I am researching my family tree and have found that I have a relative who is listed in your Loyalist Directory. His name is Joseph Slack. The directory shows that he settled in the Eastern District (what is now Eastern Ontario) but he was Expunged 1802/May/02.

I would appreciate if anyone has information about Joseph and his family. Perhaps his children married Loyalist children? If not any direct information, pointers and suggestions about where I could find documents and related information about him being on the original UE list and then being expunged from it.

I live in California so there isn’t much chance of me being able to visit your location anytime soon so any assistance would be greatly appreciated.

…Bill Slack {wlslack AT hotmail DOT com}

Elisha Jones, d1776, Massachusetts

David Burzillo works at a private high school in Weston, Massachusetts called The Rivers School. At the time of the American Revolution, the school’s property was owned by Elisha Jones (1710-1776). A major landowner in eastern and western Massachusetts, Jones was the only Loyalist from the town of Weston whose land was seized during the Revolution. He and his wife, Mary Allen, had eleven sons and one daughter.

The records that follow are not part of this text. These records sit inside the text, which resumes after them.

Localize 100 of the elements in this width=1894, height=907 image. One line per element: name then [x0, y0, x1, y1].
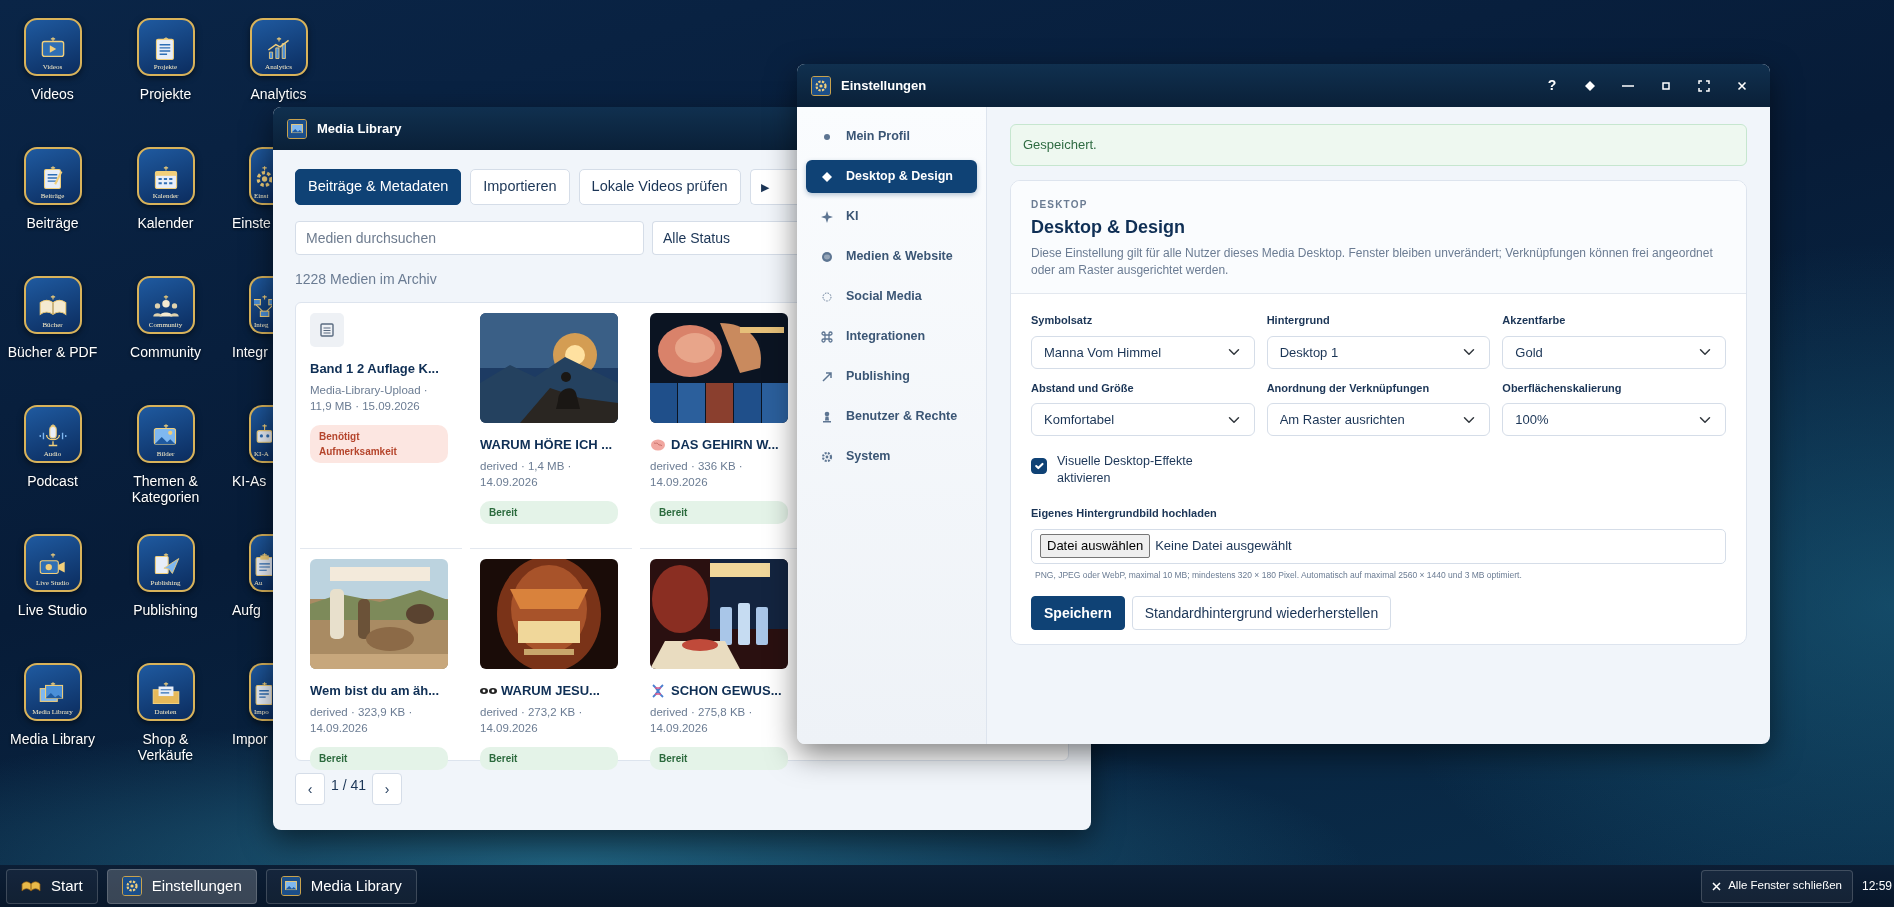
field-label: Abstand und Größe [1031, 380, 1135, 396]
nav-item[interactable]: Mein Profil [806, 120, 977, 153]
icon-label[interactable]: Kalender [113, 215, 218, 232]
image-icon [280, 876, 301, 896]
close-icon [1712, 881, 1722, 891]
media-meta: derived · 273,2 KB · 14.09.2026 [480, 704, 584, 737]
dropdown[interactable]: Gold [1502, 335, 1726, 369]
status-badge: Bereit [480, 500, 618, 524]
field-label: Akzentfarbe [1502, 313, 1567, 329]
help-text: PNG, JPEG oder WebP, maximal 10 MB; mindestens 320 × 180 Pixel. Automatisch auf maximal 2560 × 1440 und 3 MB optimiert. [1035, 568, 1523, 582]
status-badge: Bereit [650, 746, 788, 770]
icon-label[interactable]: Videos [0, 86, 105, 103]
icon-label[interactable]: Integr [232, 344, 268, 361]
status-badge: Bereit [650, 500, 788, 524]
media-meta: derived · 336 KB · 14.09.2026 [650, 458, 744, 491]
icon-label[interactable]: KI-As [232, 473, 267, 490]
book-icon [21, 879, 41, 893]
icon-label[interactable]: Aufg [232, 602, 261, 619]
clock: 12:59 [1861, 878, 1892, 895]
close-all-button[interactable]: Alle Fenster schließen [1701, 869, 1853, 903]
icon-label[interactable]: Community [113, 344, 218, 361]
icon-label[interactable]: Bücher & PDF [0, 344, 105, 361]
person-icon [820, 409, 834, 424]
taskbar-item[interactable]: Einstellungen [106, 868, 257, 904]
status-badge: Bereit [310, 746, 448, 770]
checkbox[interactable] [1031, 458, 1047, 475]
image-icon [287, 118, 307, 139]
media-title[interactable]: SCHON GEWUS... [671, 681, 782, 701]
icon-label[interactable]: Publishing [113, 602, 218, 619]
status-badge: Benötigt Aufmerksamkeit [310, 424, 448, 463]
window-title: Einstellungen [841, 76, 928, 95]
nav-item[interactable]: Publishing [806, 360, 977, 393]
field-label: Hintergrund [1266, 313, 1331, 329]
diamond-icon[interactable] [1583, 78, 1597, 93]
nav-item[interactable]: Benutzer & Rechte [806, 400, 977, 433]
dropdown[interactable]: Desktop 1 [1266, 335, 1491, 369]
status-dropdown[interactable]: Alle Status [652, 221, 797, 255]
command-icon [820, 329, 834, 344]
nav-item[interactable]: Social Media [806, 280, 977, 313]
field-label: Anordnung der Verknüpfungen [1266, 380, 1431, 396]
gear-icon [811, 75, 831, 96]
media-title[interactable]: WARUM HÖRE ICH ... [480, 435, 613, 455]
window-title: Media Library [317, 119, 402, 138]
nav-item[interactable]: System [806, 440, 977, 473]
tab[interactable]: Lokale Videos prüfen [578, 169, 741, 205]
arrow-icon [820, 369, 834, 384]
next-page-button[interactable]: › [372, 773, 403, 805]
media-title[interactable]: Wem bist du am äh... [310, 681, 440, 701]
previous-page-button[interactable]: ‹ [295, 773, 325, 805]
search-field[interactable]: Medien durchsuchen [295, 221, 644, 255]
checkbox-label[interactable]: Visuelle Desktop-Effekte aktivieren [1057, 453, 1227, 488]
nav-item[interactable]: Desktop & Design [806, 160, 977, 193]
section-heading: Desktop & Design [1031, 215, 1187, 239]
gear-icon [121, 876, 142, 896]
globe-icon [820, 249, 834, 264]
dropdown[interactable]: Komfortabel [1031, 403, 1255, 437]
icon-label[interactable]: Beiträge [0, 215, 105, 232]
media-meta: derived · 323,9 KB · 14.09.2026 [310, 704, 414, 737]
diamond-icon [820, 169, 834, 184]
dropdown[interactable]: Manna Vom Himmel [1031, 335, 1255, 369]
file-field[interactable]: Datei auswählen Keine Datei ausgewählt [1031, 528, 1726, 564]
icon-label[interactable]: Einste [232, 215, 271, 232]
icon-label[interactable]: Analytics [226, 86, 331, 103]
gear-icon [820, 449, 834, 464]
media-meta: Media-Library-Upload · 11,9 MB · 15.09.2026 [310, 382, 429, 415]
section-eyebrow: DESKTOP [1031, 197, 1089, 212]
tab[interactable]: ▶ [749, 169, 797, 205]
start-button[interactable]: Start [6, 868, 98, 904]
save-button[interactable]: Speichern [1031, 596, 1125, 631]
taskbar-item[interactable]: Media Library [265, 868, 417, 904]
icon-label[interactable]: Media Library [0, 731, 105, 748]
media-meta: derived · 1,4 MB · 14.09.2026 [480, 458, 573, 491]
media-title[interactable]: DAS GEHIRN W... [671, 435, 779, 455]
media-title[interactable]: Band 1 2 Auflage K... [310, 359, 439, 379]
icon-label[interactable]: Projekte [113, 86, 218, 103]
fullscreen-icon[interactable] [1697, 78, 1711, 93]
list-icon [320, 323, 334, 337]
status-badge: Bereit [480, 746, 618, 770]
icon-label[interactable]: Podcast [0, 473, 105, 490]
page-indicator: 1 / 41 [331, 776, 367, 795]
icon-label[interactable]: Impor [232, 731, 268, 748]
media-title[interactable]: WARUM JESU... [501, 681, 600, 701]
tab[interactable]: Importieren [470, 169, 570, 205]
dropdown[interactable]: Am Raster ausrichten [1266, 403, 1491, 437]
nav-item[interactable]: Integrationen [806, 320, 977, 353]
tab[interactable]: Beiträge & Metadaten [295, 169, 462, 205]
media-meta: derived · 275,8 KB · 14.09.2026 [650, 704, 754, 737]
icon-label[interactable]: Themen & Kategorien [113, 473, 218, 506]
dropdown[interactable]: 100% [1502, 403, 1726, 437]
nav-item[interactable]: KI [806, 200, 977, 233]
nav-item[interactable]: Medien & Website [806, 240, 977, 273]
field-label: Eigenes Hintergrundbild hochladen [1031, 506, 1218, 522]
file-status: Keine Datei ausgewählt [1155, 537, 1292, 556]
choose-file-button[interactable]: Datei auswählen [1040, 534, 1151, 558]
field-label: Oberflächenskalierung [1502, 380, 1623, 396]
media-count: 1228 Medien im Archiv [295, 270, 437, 289]
reset-button[interactable]: Standardhintergrund wiederherstellen [1131, 596, 1392, 631]
icon-label[interactable]: Live Studio [0, 602, 105, 619]
help-button[interactable]: ? [1538, 71, 1566, 100]
icon-label[interactable]: Shop & Verkäufe [113, 731, 218, 764]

Mr. Burzillo has been doing research on the history of the school’s property for an article, and he would very much like to talk with a/some Jones descendants. If you can be of assistance, contact David Burzillo, History Department, The Rivers School, 333 Winter Street,Weston, MA 02493 or {d DOT burzillo AT rivers DOT org}. To help readers make a connection with the Jones name, he has supplied the following additional information:

Six of Jones’s sons moved to Canada in the 1780s: Simeon settled in New Brunswick, Elisha, Josiah, and Stephen in Nova Scotia, and Ephraim in the eastern section of the province of Quebec, soon to become Upper Canada. This uprooting of some of the Jones boys did not dampen their enthusiasm for success nor limit their potential. Ephraim enjoyed a noteworthy career in the history of Upper Canada, serving as a judge and member of the House of Assembly, where he introduced bills to establish trial by jury and supporting the gradual abolition of slavery in the colony in his first session of work. Ephraim and his sons are reported by the Canadian Dictionary of Biography to have “dominated the political affairs of the province (Upper Canada) until the 1837 rebellion.” Camilla Parker Bowles, the wife of England’s Prince Charles, has significant French Canadian ancestry, and she is a descendant of Ephraim and his wife Charlotte.

Elisha Jones and his sons were incredibly energetic and successful, both here and in Canada. I am interested in talking with any of his Canadian descendants about their knowledge of the family and the work of his sons and grandsons in Canada. I would also be interested in talking with anyone who is aware of the success of Elisha Jones and his importance in local affairs during the Revolutionary period.

According to our on-line Loyalist Directory, descendants in the Col. Edward Jessup, Grand River and Vancouver Branches have proven lineage to Ephraim Jones since 1982.